VERNON -- Four years after the town officials fired their police chief, the matter of Kevin Turnley vs. Vernon is far from settled.
With the Vermont Supreme Court having ruled in June that Turnley was wrongfully terminated, the town and the former chief are in negotiations over what should happen next.
Vernon Selectboard recently met with its attorneys in an executive session. Afterwards, one of those lawyers said discussions are focused on "the next steps in the case."
Sharon Annis, Turnley's Brattleboro-based attorney, agreed with that assessment. But she was unequivocal about what her client wants.
"My client's position remains clear in that the Supreme Court ruling reversed his termination and that he is still employed by the town of Vernon," Annis said.
"We have demanded Kevin be immediately reinstated to his position and be paid all back pay and benefits, plus damages for what he has been put through," she added.
The case has its origins in October 2009, when Turnley -- who had become chief in 2006 -- claimed he had no prior knowledge of a sex offender moving into Vernon. But an earlier e-mail from the state appeared to contradict him.
The Selectboard fired Turnley, accusing him of "conduct unbecoming an officer."
But Turnley took legal action against the town on two fronts.
First, he argued that Vernon owed him for more than 1,000 unpaid overtime hours. Both the Superior Court and the state Supreme Court ruled against him in that matter, saying Turnley was working as a manager and was not entitled to overtime.

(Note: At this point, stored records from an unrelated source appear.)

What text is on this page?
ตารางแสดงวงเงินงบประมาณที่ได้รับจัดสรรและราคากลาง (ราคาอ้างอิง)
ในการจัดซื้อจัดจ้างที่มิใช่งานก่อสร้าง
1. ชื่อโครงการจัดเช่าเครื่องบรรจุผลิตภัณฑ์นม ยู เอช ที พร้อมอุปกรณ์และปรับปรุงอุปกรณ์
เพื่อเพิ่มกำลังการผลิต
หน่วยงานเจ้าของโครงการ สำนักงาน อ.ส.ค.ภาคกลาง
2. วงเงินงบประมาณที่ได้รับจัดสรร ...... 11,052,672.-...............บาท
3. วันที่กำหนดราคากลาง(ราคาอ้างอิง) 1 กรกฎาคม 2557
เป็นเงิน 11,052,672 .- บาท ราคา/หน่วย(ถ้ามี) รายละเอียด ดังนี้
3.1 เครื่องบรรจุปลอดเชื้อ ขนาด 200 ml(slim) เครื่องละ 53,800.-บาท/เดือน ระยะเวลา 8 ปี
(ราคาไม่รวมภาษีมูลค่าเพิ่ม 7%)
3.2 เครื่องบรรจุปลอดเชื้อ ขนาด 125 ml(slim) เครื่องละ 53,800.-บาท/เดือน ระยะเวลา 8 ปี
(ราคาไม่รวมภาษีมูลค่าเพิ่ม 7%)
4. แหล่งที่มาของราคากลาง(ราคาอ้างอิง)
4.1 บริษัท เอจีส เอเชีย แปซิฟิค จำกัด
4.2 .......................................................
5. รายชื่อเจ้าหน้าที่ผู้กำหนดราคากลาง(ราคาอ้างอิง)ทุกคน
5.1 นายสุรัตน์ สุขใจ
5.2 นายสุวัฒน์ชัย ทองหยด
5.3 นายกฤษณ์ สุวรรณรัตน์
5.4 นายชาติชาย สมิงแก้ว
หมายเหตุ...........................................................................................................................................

The courts were more sympathetic to Turnley's claim that he had been wrongly fired. A judge in Windham Superior Court Civil Division agreed in March 2012, and the Supreme Court upheld that ruling in a June decision.
While there apparently was no disagreement that Turnley's statements in 2009 were inaccurate, the appeals court found no evidence that the chief "knowingly and deliberately" tried to mislead Vernon Selectboard.
"Because the (Selectboard's) findings or lack thereof with respect to the allegation that the chief knowingly and deliberately misled the public are ambiguous, we conclude that they cannot support the board's determination to fire the chief for conduct unbecoming an officer under our officer-tenure statute," the court wrote.
The case was remanded back to the town for further proceedings. But how that will happen still is up in the air.
Following the closed-door executive session with attorneys on Monday, Vernon Selectboard Chairwoman Patty O'Donnell and Selectboard member Jeff Dunklee were named as an ad hoc committee to serve as a liaison between the board and attorneys in the Turnley matter.
Citing the litigation, O'Donnell referred comment to the town's legal representatives. Burlington-based attorney John Leddy, who along with attorney Richard Coutant has represented Vernon in the case, said he was "limited in what can be discussed" at this point.
"The attorneys for both the town and Mr. Turnley are discussing the next steps in the case," Leddy wrote in an e-mail to the Reformer.
"These next steps may include scheduling a new hearing date before the Selectboard and/or scheduling a mediation session with a neutral mediator in an effort to reasonably resolve the matter," Leddy said. "Beyond this, I am unable to comment further at this time."
While arguing for immediate reinstatement for Turnley, Annis confirmed that she has discussed both a Selectboard hearing and a mediation session.
"Our position is that, if the town chooses to set a new hearing, it must follow the court rulings and respect Kevin's rights in the process," Annis wrote in an e-mail.
However, she added that "any new hearing does not change the fact that the Supreme Court's ruling definitively establishes Kevin was wrongfully terminated and has thus been continuously employed by the town and due back pay, benefits, damages and immediate reinstatement."